Vale lembrar, no entanto, que em todos pronunciamentos recentes, tanto o governador do estado, Wilson Lima, como o secretário de saúde Marcellus Câmpelo falam em estabilidade.

No dia 5 de fevereiro, o governador Wilson Lima fez uma live para anunciar a flexibilização em algumas medidas restritivas de circulação diante de uma “desaceleração” na ocorrência de casos Covid-19 no estado. Segundo o secretário de saúde, Marcellus Campêlo, apesar da taxa de ocupação dos hospitais do Estado estar acima de 90%, havia uma tendência de queda nos números.

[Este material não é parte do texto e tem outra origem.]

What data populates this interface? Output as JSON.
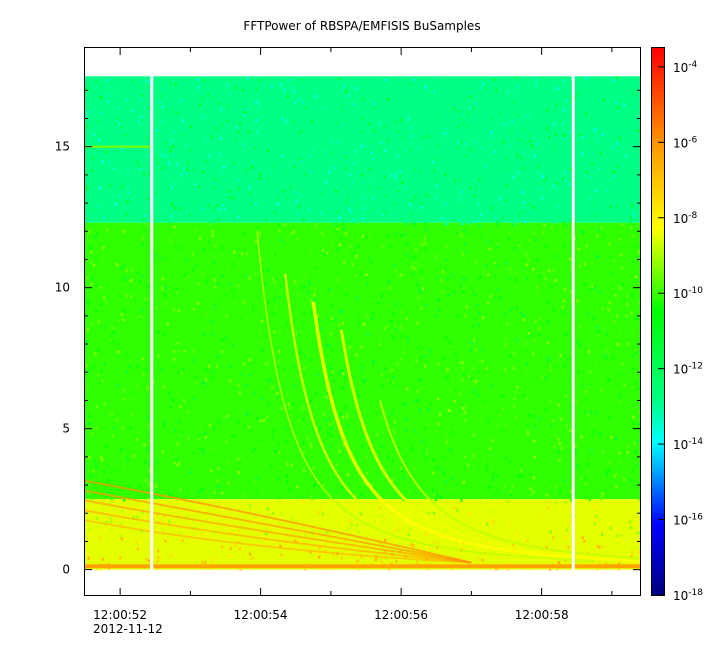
{
  "chart_data": {
    "type": "heatmap",
    "title": "FFTPower of RBSPA/EMFISIS  BuSamples",
    "xlabel": "",
    "ylabel": "",
    "x_date": "2012-11-12",
    "x_range": [
      "12:00:51.5",
      "12:00:59.4"
    ],
    "x_ticks": [
      "12:00:52",
      "12:00:54",
      "12:00:56",
      "12:00:58"
    ],
    "x_tick_date_label": "2012-11-12",
    "ylim": [
      -0.9,
      18.5
    ],
    "y_ticks": [
      "0",
      "5",
      "10",
      "15"
    ],
    "data_freq_range": [
      0,
      17.5
    ],
    "z_scale": "log",
    "zlim": [
      "1e-18",
      "1e-3.5"
    ],
    "colorbar_ticks": [
      {
        "base": "10",
        "exp": "-4"
      },
      {
        "base": "10",
        "exp": "-6"
      },
      {
        "base": "10",
        "exp": "-8"
      },
      {
        "base": "10",
        "exp": "-10"
      },
      {
        "base": "10",
        "exp": "-12"
      },
      {
        "base": "10",
        "exp": "-14"
      },
      {
        "base": "10",
        "exp": "-16"
      },
      {
        "base": "10",
        "exp": "-18"
      }
    ],
    "data_gaps": [
      "12:00:52.45",
      "12:00:58.45"
    ],
    "colormap": [
      "#00007f",
      "#0000ff",
      "#00ffff",
      "#00ff00",
      "#ffff00",
      "#ff7f00",
      "#ff0000"
    ],
    "background_levels": [
      {
        "freq_range": [
          12.3,
          17.5
        ],
        "log_power": -12
      },
      {
        "freq_range": [
          2.5,
          12.3
        ],
        "log_power": -10.3
      },
      {
        "freq_range": [
          0,
          2.5
        ],
        "log_power": -8.6
      }
    ]
  }
}
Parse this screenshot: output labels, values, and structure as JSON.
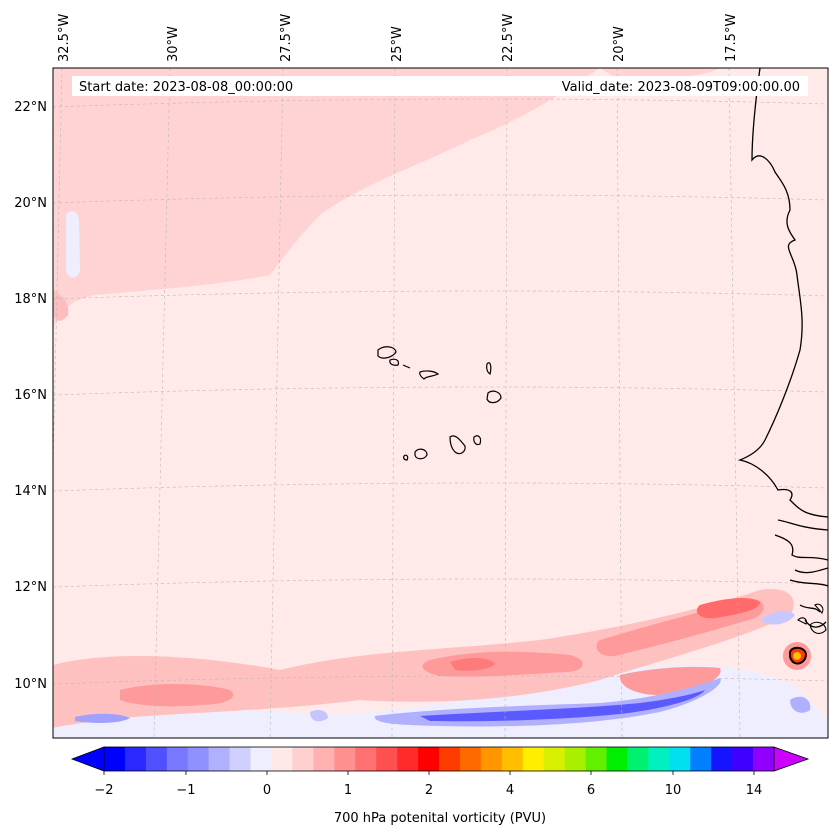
{
  "header": {
    "start_date": "Start date: 2023-08-08_00:00:00",
    "valid_date": "Valid_date: 2023-08-09T09:00:00.00"
  },
  "map": {
    "longitude_labels": [
      "32.5°W",
      "30°W",
      "27.5°W",
      "25°W",
      "22.5°W",
      "20°W",
      "17.5°W"
    ],
    "latitude_labels": [
      "22°N",
      "20°N",
      "18°N",
      "16°N",
      "14°N",
      "12°N",
      "10°N"
    ],
    "field": "700 hPa potential vorticity",
    "background_color": "#ffe9e9"
  },
  "colorbar": {
    "title": "700 hPa potenital vorticity (PVU)",
    "tick_labels": [
      "−2",
      "−1",
      "0",
      "1",
      "2",
      "4",
      "6",
      "10",
      "14"
    ],
    "colors": [
      "#0000ff",
      "#2828ff",
      "#5050ff",
      "#7878ff",
      "#9090ff",
      "#b0b0ff",
      "#d0d0ff",
      "#eeeeff",
      "#ffe8e8",
      "#ffd0d0",
      "#ffb0b0",
      "#ff9090",
      "#ff7070",
      "#ff5050",
      "#ff2a2a",
      "#ff0000",
      "#ff3c00",
      "#ff6a00",
      "#ff9600",
      "#ffbe00",
      "#ffee00",
      "#d8f000",
      "#a8f000",
      "#60f000",
      "#00ee00",
      "#00f070",
      "#00f0c0",
      "#00e0f0",
      "#0080ff",
      "#1414ff",
      "#4000ff",
      "#9000ff"
    ],
    "under_color": "#0000ff",
    "over_color": "#cc00ff"
  }
}
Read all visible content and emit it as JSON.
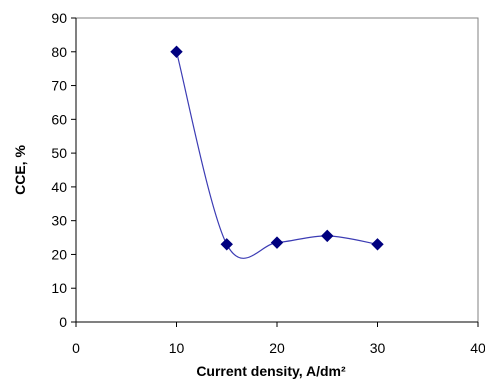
{
  "chart_data": {
    "type": "scatter",
    "title": "",
    "xlabel": "Current density, A/dm²",
    "ylabel": "CCE, %",
    "xlim": [
      0,
      40
    ],
    "ylim": [
      0,
      90
    ],
    "xticks": [
      0,
      10,
      20,
      30,
      40
    ],
    "yticks": [
      0,
      10,
      20,
      30,
      40,
      50,
      60,
      70,
      80,
      90
    ],
    "grid": false,
    "legend": "none",
    "series": [
      {
        "marker": "diamond",
        "smoothed_line": true,
        "color": "#00007f",
        "line_color": "#3c3cb4",
        "x": [
          10,
          15,
          20,
          25,
          30
        ],
        "y": [
          80,
          23,
          23.5,
          25.5,
          23
        ]
      }
    ]
  }
}
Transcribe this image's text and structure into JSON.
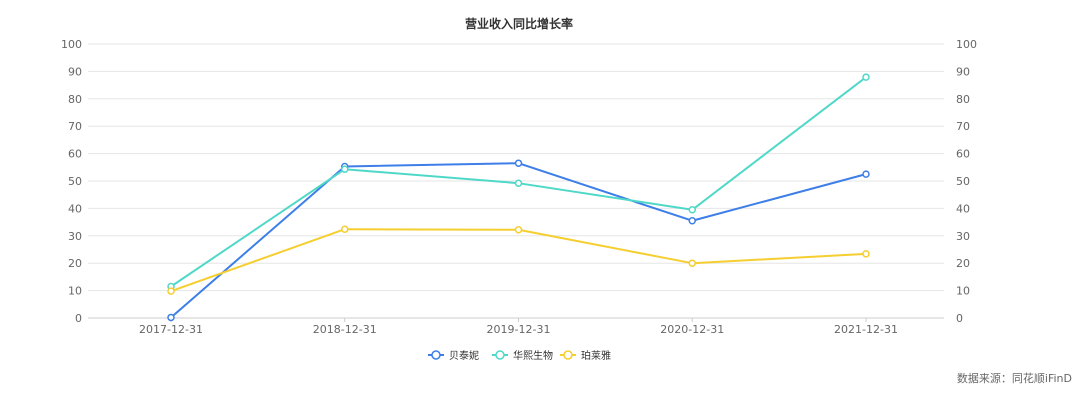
{
  "chart_data": {
    "type": "line",
    "title": "营业收入同比增长率",
    "categories": [
      "2017-12-31",
      "2018-12-31",
      "2019-12-31",
      "2020-12-31",
      "2021-12-31"
    ],
    "ylim": [
      0,
      100
    ],
    "yticks": [
      0,
      10,
      20,
      30,
      40,
      50,
      60,
      70,
      80,
      90,
      100
    ],
    "grid": true,
    "legend_position": "bottom-center",
    "series": [
      {
        "name": "贝泰妮",
        "color": "#3d7ee8",
        "values": [
          0.2,
          55.3,
          56.5,
          35.5,
          52.5
        ]
      },
      {
        "name": "华熙生物",
        "color": "#4fd8c8",
        "values": [
          11.5,
          54.3,
          49.2,
          39.5,
          87.9
        ]
      },
      {
        "name": "珀莱雅",
        "color": "#f5ce2f",
        "values": [
          9.8,
          32.4,
          32.2,
          20.0,
          23.4
        ]
      }
    ]
  },
  "source_text": "数据来源：同花顺iFinD"
}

Crise começou no final de 2020

O Amazonas começou a viver um novo aumento de casos, internações e óbitos pela Covid-19 logo após o Natal. Com o aumento de mortes, o governo voltou a instalar câmaras frigoríficas nos principais hospitais de Manaus. As estruturas foram montadas, pela primeira vez, em abril, após o colapso nos sistemas de saúde e funerário do estado.

Os cemitérios também voltaram a registrar movimentação intensa e começaram abrir novas covas para receber os corpos. No entanto, o secretário de limpeza pública de Manaus, Sabá Reis, disse que a cidade não voltaria a ter enterros em valas comuns diante do aumento de sepultamentos.

Para conter o avanço da doença e a redução no número de internações e mortes, o Governo do Amazonas tentou fechar os serviços não-essenciais ainda no final do ano.

No entanto, lojistas e funcionários foram às ruas pedindo a revogação do decreto. As manifestações terminaram em confusão e no fechamento de vias na capital, e o governo recuou.

Mas, com o agravamento da pandemia o estado entrou na fase roxa de classificação. O Governo voltou atrás e determinou, novamente, o fechamento imediato dos serviços e um toque de recolher de 19h às 6h, para evitar a circulação de pessoas. Dez dias depois, a restrição foi ampliada para 24h.

No dia 8 de fevereiro, o Governo reduziu o toque de recolher apenas para o período noturno e permitiu a retomada de alguns setores do comércio, como, o de alimentos, no sistema de delivery. A medida vence no domingo (14).

O estado também sofreu colapso no sistema de abastecimento de oxigênio e vários hospitais chegaram a ficar sem o insumo, que é primordial para auxiliar pessoas acometidas com a doença.

A crise na saúde pública do Amazonas também levou o governo a transferir pacientes para outros estados. A medida visa desafogar o fluxo nos hospitais da capital que, inclusive, tem fila de espera por leitos de UTI.